I'm looking for new speakers to use mainly (85%) for movies, but also sometimes for music. The source will be a Desktop with a X-Fi Music.



Because I don't have much free space in my room, I'd be happy with a 2.0 solution, where I don't need a subwoofer or a center. My room looks like this:










The TV is drawn black, white and brown are some desks. To the left there is a window. As you can see, the geometry of the room is special and the only free space for standing speakers would be in the corners (the red dots - they would be 5 m apart, as the room is around 14 m^2 big).

So, perhaps a better route to go, would be with wall mounted speakers.



Therefore I am looking for



- active speakers or

- passive speakers+amp



for max. 600 EUR. Something with a great price/performance ratio would be awesome .

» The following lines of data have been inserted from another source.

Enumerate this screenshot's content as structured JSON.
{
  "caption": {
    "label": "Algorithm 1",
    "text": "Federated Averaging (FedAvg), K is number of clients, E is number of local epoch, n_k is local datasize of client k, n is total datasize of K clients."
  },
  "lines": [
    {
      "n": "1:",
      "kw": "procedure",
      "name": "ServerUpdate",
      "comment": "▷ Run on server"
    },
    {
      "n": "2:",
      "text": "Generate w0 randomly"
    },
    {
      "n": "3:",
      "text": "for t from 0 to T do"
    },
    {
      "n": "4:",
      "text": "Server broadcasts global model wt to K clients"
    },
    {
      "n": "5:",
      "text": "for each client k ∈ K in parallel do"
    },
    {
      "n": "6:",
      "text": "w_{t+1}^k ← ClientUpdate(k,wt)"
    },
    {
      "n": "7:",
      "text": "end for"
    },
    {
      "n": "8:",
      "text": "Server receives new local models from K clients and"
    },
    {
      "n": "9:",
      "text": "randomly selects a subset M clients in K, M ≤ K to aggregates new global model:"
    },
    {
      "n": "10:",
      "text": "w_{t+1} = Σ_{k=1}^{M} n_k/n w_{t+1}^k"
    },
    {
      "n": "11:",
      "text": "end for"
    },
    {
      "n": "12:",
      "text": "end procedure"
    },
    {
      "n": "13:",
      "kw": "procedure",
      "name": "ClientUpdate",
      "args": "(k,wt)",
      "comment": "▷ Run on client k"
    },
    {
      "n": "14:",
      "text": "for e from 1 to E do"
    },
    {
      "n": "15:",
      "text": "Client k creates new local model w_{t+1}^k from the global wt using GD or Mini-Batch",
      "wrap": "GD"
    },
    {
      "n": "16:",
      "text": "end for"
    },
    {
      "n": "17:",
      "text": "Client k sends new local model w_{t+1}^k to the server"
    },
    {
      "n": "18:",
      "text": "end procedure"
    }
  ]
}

What would you suggest? I'd prefer active monitors which work very well, even when they are placed 5 cm next to a wall. This way, I'd be able to skip the amp, but I'm not sure if passive bookshelf speakers would not sound better when placed near a wall. Is there any difference between active and passive (in this price range) in this regard?



Also, should I upgrade my X-Fi Music to an Asus Xonar? Would this bring any noticeable performance difference?



Thank you for your time and help, I appreciate it alot!



Chris


----------



## Almadacr (May 5, 2011)

If you are going for a use of a desktop only i would advise studio monitors unless you intend to ad a receiver to the budget and there the offer it's huge and can be overwhelming .


----------



## chrisr34000 (Dec 19, 2013)

Do you have a certain brand in mind?


----------



## Almadacr (May 5, 2011)

Well i really like the KRK as per quality/price speakers , the Samson Rubicon are also very nice and there's also a JBL LSR ( can't remember the exact model ) that fit's under your budget . Than everything goes up in price , for sure there are others but the ones that i listen were above your budget .

You can check out amazon UK for prices and offers since you are in Europe .


----------